Help with this problem guys
no trolling please i really need it

Answer 1

`\textsf{1.}\quad \sf \overline{AZ} = 28 \; meters`

`\textsf{2.}\quad \sf \overline{AM} = 28 \; meters`

`\textsf{3.}\quad b = \sf 4`

`\textsf{4.}\quad \sf Perimeter = 112\; meters`

`\textsf{5.}\quad \sf \overline{MX} = 22\; meters`

`\textsf{6.}\quad \sf \overline{AX} = 10√(3)\; meters`

`\textsf{7.}\quad \sf \overline{EX} = 10√(3)\; meters`

`\textsf{8.}\quad \sf \overline{AE} = 20√(3)\; meters`

Explanation:

Side lengths and value of b

All sides of a rhombus are the same length. Therefore, for rhombus MAZE:

`\sf \overline{AZ} = \overline{AM} = \overline{ZE} = \overline{EM}`

Given:

• 
  `\overline{\sf AZ} =8b-4`

• 
  `\overline{\sf AM} =5b+8`

As the sides of a rhombus are the same length, we can equate the expressions for sides AZ and AM, and solve for b:

`\begin{aligned}\overline{\sf AZ}&=\overline{\sf AM}\\8b-4&=5b+8\\8b-4-5b&=5b+8-5b\\3b-4&=8\\3b-4+4&=8+4\\3b&=12\\3b / 3&=12 / 3\\b&=4\end{aligned}`

Therefore, the value of b is 4.

To find the length of AZ and AM, substitute the found value of b into one of the expressions:

`\begin{aligned}\overline{\sf AZ}&=8b-4\\&=8(4)-4\\&=32-4\\&=28\end{aligned}`

Therefore, as AZ = AM, then AZ = 28 and AM = 28.

`\hrulefill`

Perimeter

As the sides of a rhombus are equal in length, each side length is 28 meters (as found previously).

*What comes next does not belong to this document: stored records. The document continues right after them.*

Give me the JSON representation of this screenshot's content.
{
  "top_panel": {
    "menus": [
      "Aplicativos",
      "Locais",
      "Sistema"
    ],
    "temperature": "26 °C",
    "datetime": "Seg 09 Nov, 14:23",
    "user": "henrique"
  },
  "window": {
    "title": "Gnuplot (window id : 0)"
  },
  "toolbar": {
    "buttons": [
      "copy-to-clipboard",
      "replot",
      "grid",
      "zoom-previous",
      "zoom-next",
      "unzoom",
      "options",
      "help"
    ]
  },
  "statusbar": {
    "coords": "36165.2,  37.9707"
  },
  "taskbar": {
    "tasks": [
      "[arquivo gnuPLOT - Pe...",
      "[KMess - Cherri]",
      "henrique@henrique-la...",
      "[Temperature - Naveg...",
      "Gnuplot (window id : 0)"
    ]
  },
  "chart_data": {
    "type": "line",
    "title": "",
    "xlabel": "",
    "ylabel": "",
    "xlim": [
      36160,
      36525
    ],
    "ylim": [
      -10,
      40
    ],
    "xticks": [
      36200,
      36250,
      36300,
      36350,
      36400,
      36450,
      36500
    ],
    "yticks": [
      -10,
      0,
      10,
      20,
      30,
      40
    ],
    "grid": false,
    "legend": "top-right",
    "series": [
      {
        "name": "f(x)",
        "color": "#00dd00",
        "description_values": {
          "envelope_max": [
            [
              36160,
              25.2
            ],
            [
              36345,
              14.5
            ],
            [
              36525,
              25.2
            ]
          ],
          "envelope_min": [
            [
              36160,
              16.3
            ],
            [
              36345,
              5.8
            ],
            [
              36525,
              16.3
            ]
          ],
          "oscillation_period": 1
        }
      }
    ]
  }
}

The perimeter of rhombus MAZE is the sum of its side lengths. Therefore:

`\begin{aligned}\sf Perimeter\;MAZE&=\sf \overline{AZ} +\overline{AM} +\overline{ZE}+ \overline{EM}\\&=28+28+28+28\\&=112\; \sf meters\end{aligned}`

Therefore, the perimeter of rhombus MAZE is 112 meters.

`\hrulefill`

Diagonals

The point of intersection of the diagonals of rhombus MAZE is point X.

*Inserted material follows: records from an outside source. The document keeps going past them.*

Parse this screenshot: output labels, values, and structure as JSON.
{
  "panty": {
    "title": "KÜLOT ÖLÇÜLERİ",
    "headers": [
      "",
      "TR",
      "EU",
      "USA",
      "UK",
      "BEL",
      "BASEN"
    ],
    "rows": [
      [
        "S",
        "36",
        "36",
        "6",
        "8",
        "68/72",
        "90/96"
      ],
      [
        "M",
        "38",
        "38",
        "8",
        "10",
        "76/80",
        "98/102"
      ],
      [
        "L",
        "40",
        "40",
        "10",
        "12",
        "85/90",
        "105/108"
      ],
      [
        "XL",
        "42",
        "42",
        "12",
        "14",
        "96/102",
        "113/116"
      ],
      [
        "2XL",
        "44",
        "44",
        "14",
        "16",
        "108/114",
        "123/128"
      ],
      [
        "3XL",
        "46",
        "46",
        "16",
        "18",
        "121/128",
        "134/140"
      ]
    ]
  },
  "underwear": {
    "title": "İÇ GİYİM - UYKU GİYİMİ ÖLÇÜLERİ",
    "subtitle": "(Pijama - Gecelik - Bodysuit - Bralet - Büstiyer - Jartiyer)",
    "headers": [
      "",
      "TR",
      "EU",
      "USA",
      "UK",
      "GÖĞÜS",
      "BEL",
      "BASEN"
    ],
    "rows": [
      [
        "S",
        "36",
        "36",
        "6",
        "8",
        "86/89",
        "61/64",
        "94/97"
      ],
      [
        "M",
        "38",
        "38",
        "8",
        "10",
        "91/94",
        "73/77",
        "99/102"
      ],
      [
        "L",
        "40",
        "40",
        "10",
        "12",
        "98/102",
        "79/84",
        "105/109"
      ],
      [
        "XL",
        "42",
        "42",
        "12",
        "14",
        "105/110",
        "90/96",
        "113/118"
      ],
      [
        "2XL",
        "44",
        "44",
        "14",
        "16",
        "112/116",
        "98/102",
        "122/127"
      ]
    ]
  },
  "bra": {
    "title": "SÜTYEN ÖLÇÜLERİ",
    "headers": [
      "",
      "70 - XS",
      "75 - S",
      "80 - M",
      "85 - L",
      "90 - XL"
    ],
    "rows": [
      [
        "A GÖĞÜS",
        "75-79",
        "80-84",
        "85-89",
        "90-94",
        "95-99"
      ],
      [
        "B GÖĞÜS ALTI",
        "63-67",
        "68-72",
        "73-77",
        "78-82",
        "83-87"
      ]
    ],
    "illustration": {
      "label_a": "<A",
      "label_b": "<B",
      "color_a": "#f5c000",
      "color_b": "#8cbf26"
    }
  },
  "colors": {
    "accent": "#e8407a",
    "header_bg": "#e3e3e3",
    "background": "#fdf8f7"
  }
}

As the diagonals of a rhombus are perpendicular bisectors of each other, then:

`\sf \overline{AX}=\overline{EX}\quad and \quad \overline{AX}+\overline{EX}=\overline{AE}`

`\sf\overline{MX}=\overline{ZX}\quad and \quad\overline{MX}+\overline{ZX}=\overline{MZ}`

Given MZ = 44 meters, and MX is half of MZ, then:

`\sf \overline{MX}=\overline{ZX}=22\;meters`

As the diagonals bisect each other at 90°, m∠MXA= 90°. Therefore, ΔMXA is a right triangle with hypotenuse AM = 28 and leg MX = 22.

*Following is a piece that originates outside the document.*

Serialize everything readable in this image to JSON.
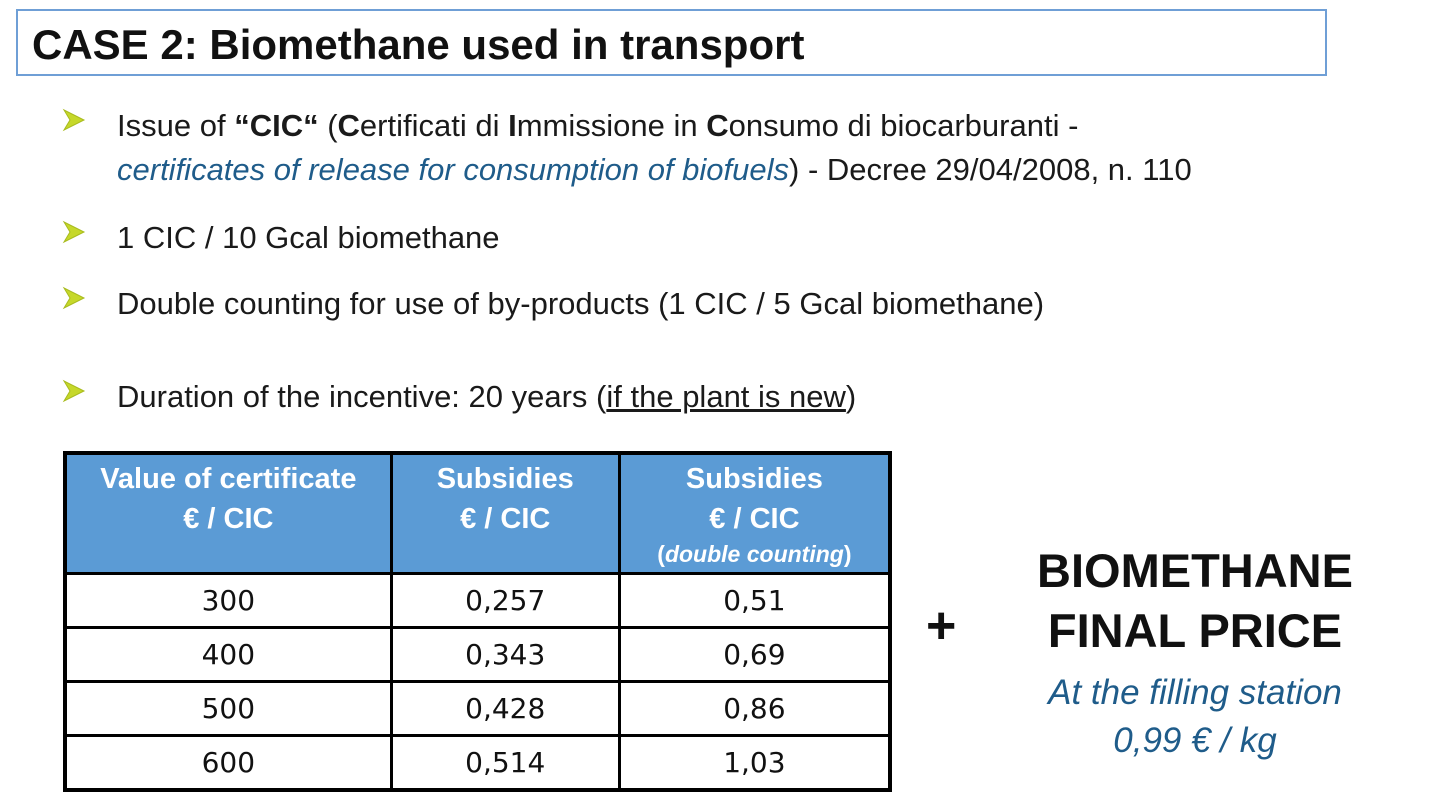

As we know the lengths hypotenuse AM and leg MX, we can use Pythagoras Theorem to calculate the length of the other leg, AX:

`\begin{aligned}\sf \overline{AX}^2+\overline{MX}^2&=\sf \overline{AM}^2\\\sf \overline{AX}^2+22^2&=\sf 28^2\\\sf \overline{AX}^2&=\sf 28^2-22^2\\\sf \overline{AX}&=√(\sf 28^2-22^2)\\\sf \overline{AX}&=\sf 10√(3)\; meters\end{aligned}`

As the diagonals bisect each other, AX = EX. Therefore:

`\sf \overline{EX}=\sf 10√(3)\; meters`

The length of diagonal AE is the sum of segments AX and EX. Therefore:

`\begin{aligned}\sf \overline{AE}&=\sf \overline{AX}+\overline{EX}\\&=\sf 10√(3)+10√(3)\\&=\sf 20√(3)\; meters\end{aligned}`

`\hrulefill`

Note: The attached diagram is drawn to scale.